CHAPEL HILL – Researchers at the University of North Carolina at Chapel Hill are studying how laboratory-made proteins that mimic the immune system’s ability to fight harmful pathogens such as viruses could be the newest means of providing birth control.

These monoclonal antibodies are described by the researhcers as described by the researchers as synthetic versions of natural antibodies the human immune system uses to disable invading germs and could immobilize sperm so it cannot reach an egg, according to findings published in Science Translational Medicine.

Such antibodies are often used to combat invading germs and have been used to treat a variety of medical conditions including cancer and COVID-19.

According to the researchers, the concept was developed “after an antibody contraception blocked sperm during large animal testing and showed potential as a non-hormonal option to prevent pregnancy.”

“Many women avoid hormonal contraception because of real and perceived side effects,” said Samuel Lai, professor in the Division of Pharmacoengineering and Molecular Pharmaceutics at the UNC Eshelman School of Pharmacy in a statement shared with WRAL TechWire. Noted side effects could include irregular bleeding, nausea, and migraines, UNC shared in a statement.

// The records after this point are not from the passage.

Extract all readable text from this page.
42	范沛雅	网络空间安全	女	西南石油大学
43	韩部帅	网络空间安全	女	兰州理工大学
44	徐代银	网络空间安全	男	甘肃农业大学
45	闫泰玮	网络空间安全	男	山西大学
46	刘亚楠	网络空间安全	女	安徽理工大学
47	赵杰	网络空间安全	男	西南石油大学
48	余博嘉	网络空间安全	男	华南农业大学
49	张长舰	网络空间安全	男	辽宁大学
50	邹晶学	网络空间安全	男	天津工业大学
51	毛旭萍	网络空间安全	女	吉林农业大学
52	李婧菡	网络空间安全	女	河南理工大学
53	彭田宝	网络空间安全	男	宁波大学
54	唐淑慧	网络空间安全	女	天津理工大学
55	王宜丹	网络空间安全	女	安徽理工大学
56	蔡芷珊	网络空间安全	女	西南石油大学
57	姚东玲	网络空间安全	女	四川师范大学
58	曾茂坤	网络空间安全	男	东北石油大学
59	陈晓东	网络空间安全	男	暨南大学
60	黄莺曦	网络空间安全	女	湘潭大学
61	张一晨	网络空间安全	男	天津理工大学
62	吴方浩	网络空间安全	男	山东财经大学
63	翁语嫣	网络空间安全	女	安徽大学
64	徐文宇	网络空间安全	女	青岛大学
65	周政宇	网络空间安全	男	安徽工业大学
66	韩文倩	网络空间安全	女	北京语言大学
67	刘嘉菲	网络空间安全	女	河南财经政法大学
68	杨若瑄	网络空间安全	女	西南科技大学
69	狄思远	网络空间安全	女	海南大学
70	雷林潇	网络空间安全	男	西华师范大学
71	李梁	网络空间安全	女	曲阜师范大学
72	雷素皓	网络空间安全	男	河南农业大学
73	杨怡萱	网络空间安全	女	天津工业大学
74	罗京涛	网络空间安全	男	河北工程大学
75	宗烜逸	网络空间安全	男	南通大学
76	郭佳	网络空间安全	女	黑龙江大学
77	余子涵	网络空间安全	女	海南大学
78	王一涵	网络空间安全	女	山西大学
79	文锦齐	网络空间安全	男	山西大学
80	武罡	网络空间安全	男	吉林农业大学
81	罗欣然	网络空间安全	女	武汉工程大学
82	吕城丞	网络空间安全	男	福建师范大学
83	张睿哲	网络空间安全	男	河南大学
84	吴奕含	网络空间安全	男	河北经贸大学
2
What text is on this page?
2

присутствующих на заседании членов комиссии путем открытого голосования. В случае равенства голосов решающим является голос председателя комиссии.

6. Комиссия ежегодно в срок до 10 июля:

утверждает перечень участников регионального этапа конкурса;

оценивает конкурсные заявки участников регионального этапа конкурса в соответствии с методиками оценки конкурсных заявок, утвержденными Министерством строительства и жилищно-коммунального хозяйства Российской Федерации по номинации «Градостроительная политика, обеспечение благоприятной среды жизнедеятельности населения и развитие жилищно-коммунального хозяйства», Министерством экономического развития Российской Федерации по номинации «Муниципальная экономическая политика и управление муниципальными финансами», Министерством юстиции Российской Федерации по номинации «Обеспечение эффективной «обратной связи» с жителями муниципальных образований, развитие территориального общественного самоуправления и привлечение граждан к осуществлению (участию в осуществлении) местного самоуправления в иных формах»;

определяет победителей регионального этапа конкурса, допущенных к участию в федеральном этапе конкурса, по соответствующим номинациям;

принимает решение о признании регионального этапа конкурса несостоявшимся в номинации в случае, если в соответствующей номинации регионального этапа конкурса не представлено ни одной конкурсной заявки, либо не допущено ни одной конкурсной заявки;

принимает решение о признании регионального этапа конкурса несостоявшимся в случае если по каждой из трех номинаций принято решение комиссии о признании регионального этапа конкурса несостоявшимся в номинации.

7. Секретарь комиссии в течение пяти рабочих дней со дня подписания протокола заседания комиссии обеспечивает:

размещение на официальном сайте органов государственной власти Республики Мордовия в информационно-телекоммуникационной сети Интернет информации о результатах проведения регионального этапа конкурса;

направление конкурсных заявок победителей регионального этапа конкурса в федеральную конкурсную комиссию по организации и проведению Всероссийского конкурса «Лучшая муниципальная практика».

Lai and scientists are studying how a new type of contraceptive could be designed.  According to the statement issued by UNC, that design is “an intravaginal ring that steadily releases the antibodies, or a dissolvable film placed in the vagina where it spreads antibodies before sex.”

For the study, monoclonal antibodies were designed to bind to a single substance in the body: to target sperm.

UNC notes that monoclonal antibodies are often cost-prohibitive due to their expense, putting usefulness as an affordable contraception at risk. So the researchers successfully engineered “ultra-potent sperm-binding antibodies” that may in fact result in a cost-effective contraceptive.

“We think these second-generation molecules will provide not only greater potency but will translate to lower costs that make the approach cost-effective,” said Lai, in a statement.  Lai also is the founder and interim CEO of the company Mucommune, based in Research Triangle Park.

According to UNC, the antibodies used in the research eliminated all progressively motile sperm, meaning that the sperm could move, even with small doses in sheep studies.

Additional research will be conducted, and clinical trials could happen as soon as 2023, UNC noted.

“We were inspired by infertility that occurs in some women who develop antibodies against their partner’s sperm,” said study first author Bhawana Shrestha, a doctoral student in the Department of Microbiology and Immunology at the UNC School of Medicine and graduate research assistant at the school of pharmacy in a statement.

The antibody that is being tested by researchers like Lai and Shrestha was isolated from an infertile woman, according to  UNC, and targets a unique surface antigen present on human sperm.  When it’s added to sperm, the sperm quickly clump together, Shrestha said.  That “in turn blocks sperm from reaching the egg altogether, enabling potent, non-hormonal contraception with a pharmacological mechanism that’s already been validated in women.”